I hated Puerto Rico at first and then I started going out. I did drink down there. I mean I had just turned 18 and what do you know the drinking age was 18. I had good times and bad times there. Puerto Rico was all uphill when I met Dee. I had so much fun down there and I fell in love with Gret. Granted, I did marry an asshole. And he treated me so badly, but I was blind. Okay, bad choice, but great experience. Great experience, kinda of funny word to choose to describe a marriage gone south. I learned so much from that experience and I look back on the choices that I have made in my life and I really don’t regret any of them. I smoked pot for the first time in PR, in the Navy of all things. But I didn’t become a pot head. I wouldn’t ever do anything else. Pot was enough and now I don’t think that you could pay to just sit and smoke some. It’s just not in my plans nor is it in my lifestyles.
I don’t know where my ramblings are taking me other than I guess is what I am trying to say is that, I was raised by parents who did there best and I grew up in a small town. I have made both good and bad choices in my life, but the most important thing is that I learned from them and I there isn’t one thing that I would change about my llife or where it has led me. I wish that for my children and my adopted Clancy crew. I guess that as parents we have to believe that however we guide them, we have to believe that they are going to learn to weigh the consequences and make the right choices. There needs to be a point that when they are still under our guidance that we let them go and live a bit. I think that the best place to make a mistake is when you are at home with your parents there to fall back on.
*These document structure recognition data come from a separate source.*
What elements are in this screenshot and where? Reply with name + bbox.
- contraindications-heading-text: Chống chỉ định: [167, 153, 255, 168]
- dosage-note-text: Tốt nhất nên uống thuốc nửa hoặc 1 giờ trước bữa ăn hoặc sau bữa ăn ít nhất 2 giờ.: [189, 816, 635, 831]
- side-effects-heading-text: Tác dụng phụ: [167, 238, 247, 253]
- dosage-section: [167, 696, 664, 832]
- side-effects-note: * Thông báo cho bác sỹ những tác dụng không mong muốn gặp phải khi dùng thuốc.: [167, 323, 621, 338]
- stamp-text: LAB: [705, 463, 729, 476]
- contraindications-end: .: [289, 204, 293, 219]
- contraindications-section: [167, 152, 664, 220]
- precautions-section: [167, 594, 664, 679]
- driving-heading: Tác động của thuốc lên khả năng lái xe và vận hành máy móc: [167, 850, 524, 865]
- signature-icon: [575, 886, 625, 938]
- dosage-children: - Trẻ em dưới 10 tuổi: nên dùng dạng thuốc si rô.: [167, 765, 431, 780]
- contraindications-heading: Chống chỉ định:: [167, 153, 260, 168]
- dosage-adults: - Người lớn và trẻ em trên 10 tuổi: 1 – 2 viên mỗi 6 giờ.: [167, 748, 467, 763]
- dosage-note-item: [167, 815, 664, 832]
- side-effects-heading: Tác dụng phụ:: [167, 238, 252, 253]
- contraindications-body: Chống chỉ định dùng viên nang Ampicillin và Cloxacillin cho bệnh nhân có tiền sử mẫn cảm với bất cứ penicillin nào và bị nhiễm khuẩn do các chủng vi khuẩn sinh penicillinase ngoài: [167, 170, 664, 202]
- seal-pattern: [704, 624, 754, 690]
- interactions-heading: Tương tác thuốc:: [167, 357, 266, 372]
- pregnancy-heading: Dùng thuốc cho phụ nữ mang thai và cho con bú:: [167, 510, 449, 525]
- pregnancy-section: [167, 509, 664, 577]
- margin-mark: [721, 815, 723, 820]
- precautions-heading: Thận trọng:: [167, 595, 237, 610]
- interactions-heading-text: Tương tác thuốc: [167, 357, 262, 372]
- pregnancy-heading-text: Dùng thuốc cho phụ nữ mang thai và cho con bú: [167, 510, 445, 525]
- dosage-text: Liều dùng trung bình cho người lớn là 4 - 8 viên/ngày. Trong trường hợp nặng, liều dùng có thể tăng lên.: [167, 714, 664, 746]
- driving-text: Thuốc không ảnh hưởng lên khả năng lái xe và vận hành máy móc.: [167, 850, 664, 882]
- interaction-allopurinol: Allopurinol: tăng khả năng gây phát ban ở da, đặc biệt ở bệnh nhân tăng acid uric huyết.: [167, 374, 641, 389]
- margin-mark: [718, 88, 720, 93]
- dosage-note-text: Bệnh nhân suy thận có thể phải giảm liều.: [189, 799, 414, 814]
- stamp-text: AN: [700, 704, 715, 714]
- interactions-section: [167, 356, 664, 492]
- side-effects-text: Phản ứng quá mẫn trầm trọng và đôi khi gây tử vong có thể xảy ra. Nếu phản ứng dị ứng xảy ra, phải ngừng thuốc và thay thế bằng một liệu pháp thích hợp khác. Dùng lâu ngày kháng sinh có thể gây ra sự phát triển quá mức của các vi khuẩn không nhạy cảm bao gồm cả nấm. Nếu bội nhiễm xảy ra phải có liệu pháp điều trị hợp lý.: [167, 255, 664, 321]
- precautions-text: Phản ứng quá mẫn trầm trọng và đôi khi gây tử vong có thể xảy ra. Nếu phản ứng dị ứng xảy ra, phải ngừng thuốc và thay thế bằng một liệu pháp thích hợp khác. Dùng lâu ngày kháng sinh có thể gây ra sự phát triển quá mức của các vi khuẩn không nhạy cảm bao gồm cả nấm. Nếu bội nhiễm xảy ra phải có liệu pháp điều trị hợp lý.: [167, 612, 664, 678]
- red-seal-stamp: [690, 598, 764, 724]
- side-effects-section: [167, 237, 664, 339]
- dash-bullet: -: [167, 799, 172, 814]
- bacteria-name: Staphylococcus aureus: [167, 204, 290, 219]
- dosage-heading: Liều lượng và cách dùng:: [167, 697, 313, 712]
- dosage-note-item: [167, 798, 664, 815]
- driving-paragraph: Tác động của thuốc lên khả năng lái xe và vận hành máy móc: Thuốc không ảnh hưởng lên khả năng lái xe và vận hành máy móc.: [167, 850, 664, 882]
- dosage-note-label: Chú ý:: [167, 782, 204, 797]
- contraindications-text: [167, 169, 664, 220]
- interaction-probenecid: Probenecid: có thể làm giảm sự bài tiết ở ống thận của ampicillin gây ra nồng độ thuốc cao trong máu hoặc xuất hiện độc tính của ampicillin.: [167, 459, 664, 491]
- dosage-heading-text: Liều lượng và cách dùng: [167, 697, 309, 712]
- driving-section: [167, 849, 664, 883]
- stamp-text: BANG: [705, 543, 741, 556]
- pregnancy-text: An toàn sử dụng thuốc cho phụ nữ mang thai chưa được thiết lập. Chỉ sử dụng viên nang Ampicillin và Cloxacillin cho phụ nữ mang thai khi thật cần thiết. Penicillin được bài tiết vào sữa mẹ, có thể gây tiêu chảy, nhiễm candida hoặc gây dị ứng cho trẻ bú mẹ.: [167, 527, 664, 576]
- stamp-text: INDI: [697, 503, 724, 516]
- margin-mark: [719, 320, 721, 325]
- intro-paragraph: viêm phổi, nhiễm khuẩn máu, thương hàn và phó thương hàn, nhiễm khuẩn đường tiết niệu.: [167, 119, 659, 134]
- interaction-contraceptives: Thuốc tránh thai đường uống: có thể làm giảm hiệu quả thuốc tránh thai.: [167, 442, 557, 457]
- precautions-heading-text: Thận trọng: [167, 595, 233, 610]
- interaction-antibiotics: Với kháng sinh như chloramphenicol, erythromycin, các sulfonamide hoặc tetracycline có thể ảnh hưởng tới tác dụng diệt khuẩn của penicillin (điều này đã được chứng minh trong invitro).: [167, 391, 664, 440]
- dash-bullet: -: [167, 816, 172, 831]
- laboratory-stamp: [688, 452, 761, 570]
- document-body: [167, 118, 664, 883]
All I know is that, I have lived a life with much experience and plenty of mistakes or bad choices and I had consequences that I had to face and I think Dee would understand exactly what I am talking about because, she has pretty much been there. I look to Dee as a model of a good mother, because she is phenomenal. I love her children dearly and I hope that my kids live the happy life that her kids do and I know that my kids are happy and I know that we do some things totally opposite. I don’t even know where I was going with this post but it went somewhere. I don’t know if I even make sense. I guess that the jist of the post is that I look up to Dee. She’s right, we are like closer than sisters. I look up to her for a lot of things, probably some that she doesn’t even know about. I adore her kids as though they were my own. I would do anything for them or her as I know she would for me. But essentially, if I hadn’t made that one bad choice ~ i. e. fall for Billy (my 1st hubby) ~ then Dee and I may not have become as close as we are today. I would probably stayed hanging out with the jarheads. Who knows?